Dynamical phase transitions in certain non-ergodic stochastic processes
Yogeesh Reddy Yerrababu, Satya N. Majumdar, Benjamin Guiselin, Tridib Sadhu
TL;DR
The paper identifies dynamical phase transitions in non-ergodic stochastic processes by studying singular large-deviation functions of time-integrated observables. It develops a unified framework based on backward Fokker-Planck and tilted-operator methods, showing that DPTs arise from competition between survival and diffusion, which manifests as crossings of leading eigenvalues in reducible tilted operators. The authors illustrate the mechanism with mortal Brownian motion and Brownian motion with absorbing boundaries, and extend the analysis to Markov chains with transient states, non-Markovian processes, and many-body contexts, supported by rare-event simulations. The work provides a general, robust picture for how dynamical phase structure emerges in a broad class of non-ergodic systems and suggests avenues for observing multiple DPTs in complex settings.
Abstract
We present a class of stochastic processes in which the large deviation functions of time-integrated observables exhibit singularities that relate to dynamical phase transitions of trajectories.

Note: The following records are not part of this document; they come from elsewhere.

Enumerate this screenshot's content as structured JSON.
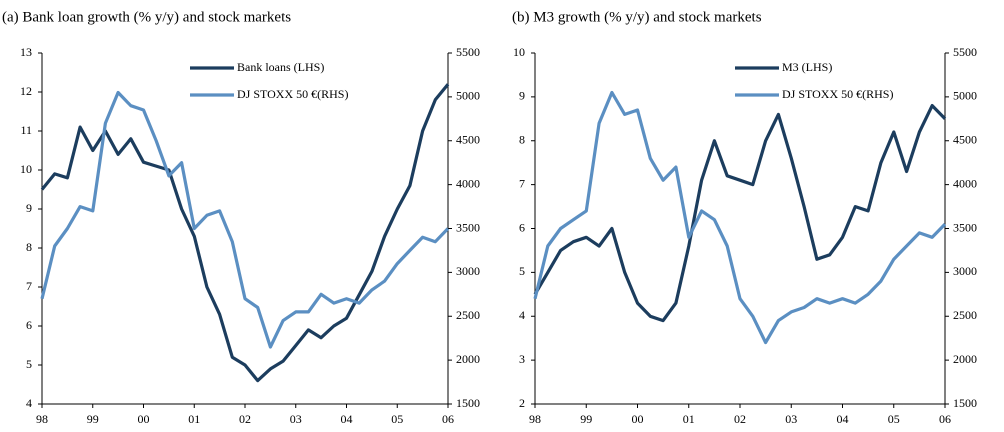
{
  "chart_data": [
    {
      "type": "line",
      "title": "(a) Bank loan growth (% y/y) and stock markets",
      "x": [
        1998,
        1998.25,
        1998.5,
        1998.75,
        1999,
        1999.25,
        1999.5,
        1999.75,
        2000,
        2000.25,
        2000.5,
        2000.75,
        2001,
        2001.25,
        2001.5,
        2001.75,
        2002,
        2002.25,
        2002.5,
        2002.75,
        2003,
        2003.25,
        2003.5,
        2003.75,
        2004,
        2004.25,
        2004.5,
        2004.75,
        2005,
        2005.25,
        2005.5,
        2005.75,
        2006
      ],
      "series": [
        {
          "name": "Bank loans (LHS)",
          "color": "#1c3d5e",
          "values": [
            9.5,
            9.9,
            9.8,
            11.1,
            10.5,
            11.0,
            10.4,
            10.8,
            10.2,
            10.1,
            10.0,
            9.0,
            8.3,
            7.0,
            6.3,
            5.2,
            5.0,
            4.6,
            4.9,
            5.1,
            5.5,
            5.9,
            5.7,
            6.0,
            6.2,
            6.8,
            7.4,
            8.3,
            9.0,
            9.6,
            11.0,
            11.8,
            12.2
          ]
        },
        {
          "name": "DJ STOXX 50 €(RHS)",
          "color": "#5b8fc2",
          "axis": "y2",
          "values": [
            2700,
            3300,
            3500,
            3750,
            3700,
            4700,
            5050,
            4900,
            4850,
            4500,
            4100,
            4250,
            3500,
            3650,
            3700,
            3350,
            2700,
            2600,
            2150,
            2450,
            2550,
            2550,
            2750,
            2650,
            2700,
            2650,
            2800,
            2900,
            3100,
            3250,
            3400,
            3350,
            3500
          ]
        }
      ],
      "xlim": [
        1998,
        2006
      ],
      "xticks": [
        {
          "value": 1998,
          "label": "98"
        },
        {
          "value": 1999,
          "label": "99"
        },
        {
          "value": 2000,
          "label": "00"
        },
        {
          "value": 2001,
          "label": "01"
        },
        {
          "value": 2002,
          "label": "02"
        },
        {
          "value": 2003,
          "label": "03"
        },
        {
          "value": 2004,
          "label": "04"
        },
        {
          "value": 2005,
          "label": "05"
        },
        {
          "value": 2006,
          "label": "06"
        }
      ],
      "ylim": [
        4,
        13
      ],
      "yticks": [
        4,
        5,
        6,
        7,
        8,
        9,
        10,
        11,
        12,
        13
      ],
      "y2lim": [
        1500,
        5500
      ],
      "y2ticks": [
        1500,
        2000,
        2500,
        3000,
        3500,
        4000,
        4500,
        5000,
        5500
      ]
    },
    {
      "type": "line",
      "title": "(b) M3 growth (% y/y) and stock markets",
      "x": [
        1998,
        1998.25,
        1998.5,
        1998.75,
        1999,
        1999.25,
        1999.5,
        1999.75,
        2000,
        2000.25,
        2000.5,
        2000.75,
        2001,
        2001.25,
        2001.5,
        2001.75,
        2002,
        2002.25,
        2002.5,
        2002.75,
        2003,
        2003.25,
        2003.5,
        2003.75,
        2004,
        2004.25,
        2004.5,
        2004.75,
        2005,
        2005.25,
        2005.5,
        2005.75,
        2006
      ],
      "series": [
        {
          "name": "M3 (LHS)",
          "color": "#1c3d5e",
          "values": [
            4.5,
            5.0,
            5.5,
            5.7,
            5.8,
            5.6,
            6.0,
            5.0,
            4.3,
            4.0,
            3.9,
            4.3,
            5.6,
            7.1,
            8.0,
            7.2,
            7.1,
            7.0,
            8.0,
            8.6,
            7.6,
            6.5,
            5.3,
            5.4,
            5.8,
            6.5,
            6.4,
            7.5,
            8.2,
            7.3,
            8.2,
            8.8,
            8.5
          ]
        },
        {
          "name": "DJ STOXX 50 €(RHS)",
          "color": "#5b8fc2",
          "axis": "y2",
          "values": [
            2700,
            3300,
            3500,
            3600,
            3700,
            4700,
            5050,
            4800,
            4850,
            4300,
            4050,
            4200,
            3400,
            3700,
            3600,
            3300,
            2700,
            2500,
            2200,
            2450,
            2550,
            2600,
            2700,
            2650,
            2700,
            2650,
            2750,
            2900,
            3150,
            3300,
            3450,
            3400,
            3550
          ]
        }
      ],
      "xlim": [
        1998,
        2006
      ],
      "xticks": [
        {
          "value": 1998,
          "label": "98"
        },
        {
          "value": 1999,
          "label": "99"
        },
        {
          "value": 2000,
          "label": "00"
        },
        {
          "value": 2001,
          "label": "01"
        },
        {
          "value": 2002,
          "label": "02"
        },
        {
          "value": 2003,
          "label": "03"
        },
        {
          "value": 2004,
          "label": "04"
        },
        {
          "value": 2005,
          "label": "05"
        },
        {
          "value": 2006,
          "label": "06"
        }
      ],
      "ylim": [
        2,
        10
      ],
      "yticks": [
        2,
        3,
        4,
        5,
        6,
        7,
        8,
        9,
        10
      ],
      "y2lim": [
        1500,
        5500
      ],
      "y2ticks": [
        1500,
        2000,
        2500,
        3000,
        3500,
        4000,
        4500,
        5000,
        5500
      ]
    }
  ]
}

These illustrative examples include Brownian motion with a death rate or in the presence of an absorbing wall, for which we consider a set of empirical observables such as the net displacement, local time, residence time, and area under the trajectory. Using a backward Fokker-Planck approach, we derive the large deviation functions of these observables, and demonstrate how singularities emerge from a competition between survival and diffusion. Furthermore, we analyse this scenario using an alternative approach with tilted operators, showing that at the singular point, the effective dynamics undergoes an abrupt transition. Extending this approach, we show that similar transitions may generically arise in Markov chains with transient states. This scenario is robust and generalizable for non-Markovian dynamics and for many-body systems, potentially leading to multiple dynamical phase transitions. We have confirmed most of our findings on the singular large-deviation function using rare-event simulation techniques.